Nigeria's Oando Plc plans to seek shareholder approval next month to raise up to 80 billion naira ($402 million) through a rights issue and to spin off power and gas subsidiaries, the energy firm said on Monday.

Oando has been hard hit by the fall in oil prices since mid-2014, just as it paid $1.5 billion to acquire the Nigerian unit of the U.S. firm ConocoPhillips', part of which it funded through debt.

In addition to the rights issue of up to 80 billion naira, the company will also seek approval on Dec. 7 to issue 40 billion naira of shares from its unissued share capital to swap debt for equity under agreements it has with two shareholders, Ocean and Oil Development Partners and QPR Limited, it said.

The company, which is listed in Johannesburg and Toronto as well as in Lagos, is also seeking shareholder approval to sell its gas and power investments.

Last week the energy firm repaid a $100 million loan owed to African Export-Import Bank, part of which was taken to fund the Conoco acquisition. It reported net debt of $1.77 billion as of the nine months to September, down from $2.41 billion in 2014.

Oando agreed in June to sell 60 percent stake in its downstream business to Vitol and Soros-backed Helios Investment Partners for $276 million.

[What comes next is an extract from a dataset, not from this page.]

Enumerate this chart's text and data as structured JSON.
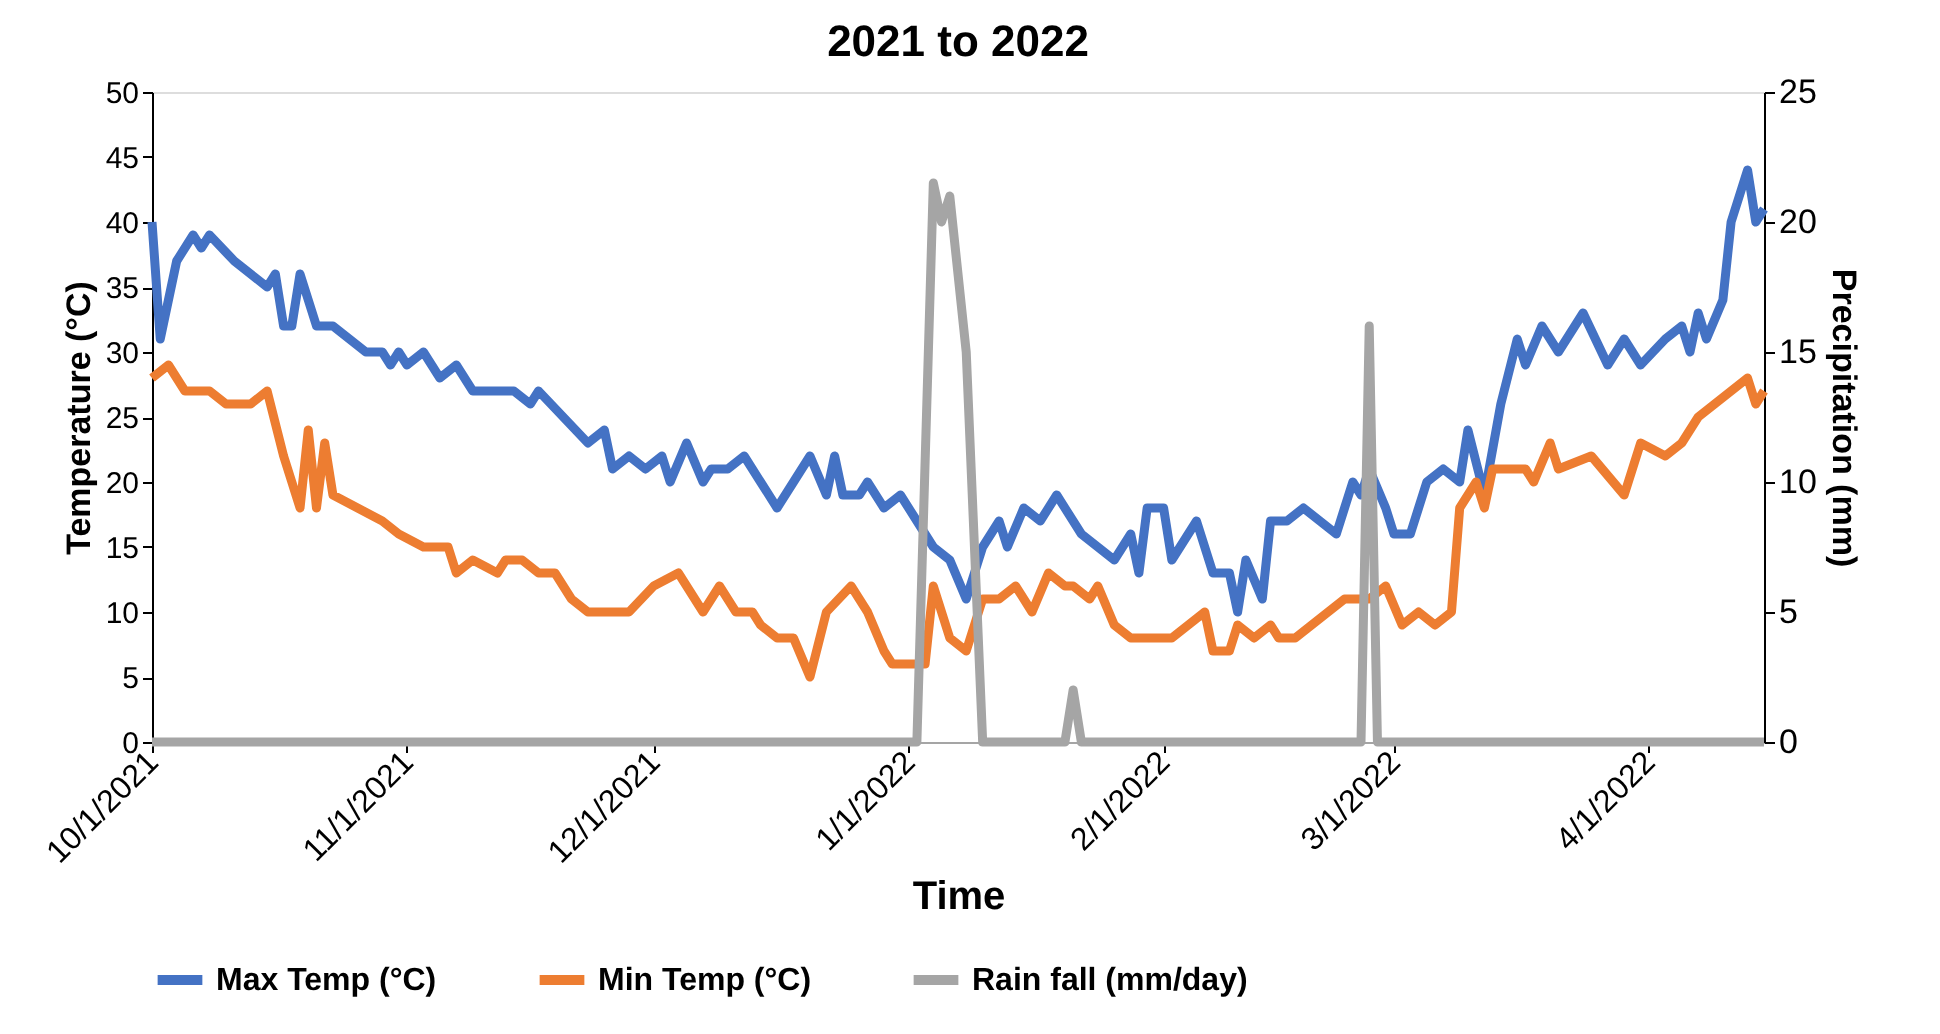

Shares in the oil company are down 52 percent so far this year after falling 34 percent last year, giving it a market value of 92.63 billion naira ($466 million). The company shed 0.13 percent to 7.70 naira at 1200 GMT.

The energy company last week posted a $246 million loss in the nine months to September after reporting a record loss of $1.10 billion for the full year 2014.

The stock exchange said last week it was "greatly concerned" about the losses at Oando and was reviewing the situation.

The Conoco acquisition was aimed at helping Oando change from being a marketer of refined petroleum products into an oil and gas explorer. But high financing costs coupled with the plunge in oil prices have hit profits, despite an increase in production volumes, analysts say.